It looks as if someone within the government is flying a kite to see what reaction there might be to the ending of the Carbon Reduction Commitment (CRC).
This article appeared at the weekend, suggesting that CRC could be merged with other taxes following the publication of a number of so-called “discussion papers” for the 5,000 companies due to be affected.
As the piece points out, the news that more changes could be on the way will cast more confusion over the tax, which has been criticised for baffling businesses. It’s said, however, that doing away with the CRC would not necessarily mean that companies would have to pay less because its intended effects could be included in another green tax covering a wider number of businesses.
This year’s Budget is being held on March 23rd, and I’m told the future of CRC could be up for discussion in government circles around a week before, leading to the possibility that an announcement about the future of CRC – and a new green tax? – could be made in the Budget.
CRC was originally meant to reward companies for reducing their emissions and penalise those who failed to do so. But the Treasury seemed to pull rank on the Department of Energy and Climate Change when it decided to, as the article points out, ‘pocket the proceeds meant to go to good performers in order to help reduce the deficit.’

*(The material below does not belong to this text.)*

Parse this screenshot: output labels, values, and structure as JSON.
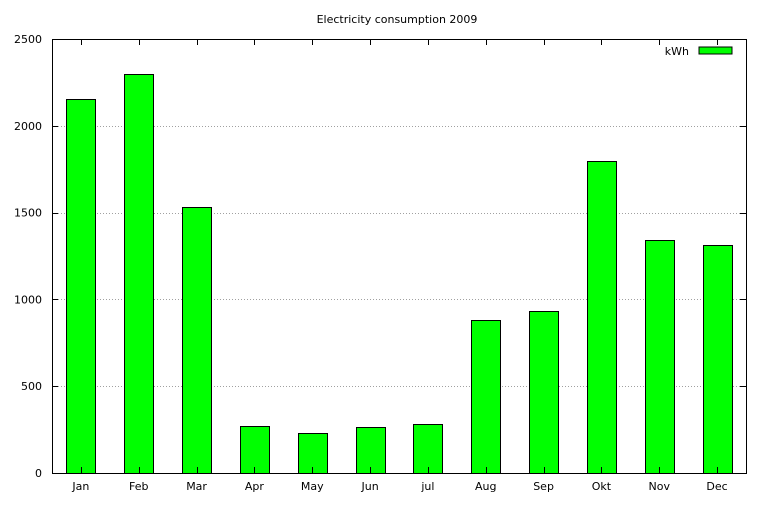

There is a degree of frustration about the government’s dithering over CRC, not least from companies who in good faith are trying to develop services around it, but find themselves twisting in the wind as the government goes back and forth over its future. Leaks like the one at the weekend don’t help them. And they certainly don’t help organisations – and particularly their CIOs and Finance Directors – looking for some policy certainty going forwards.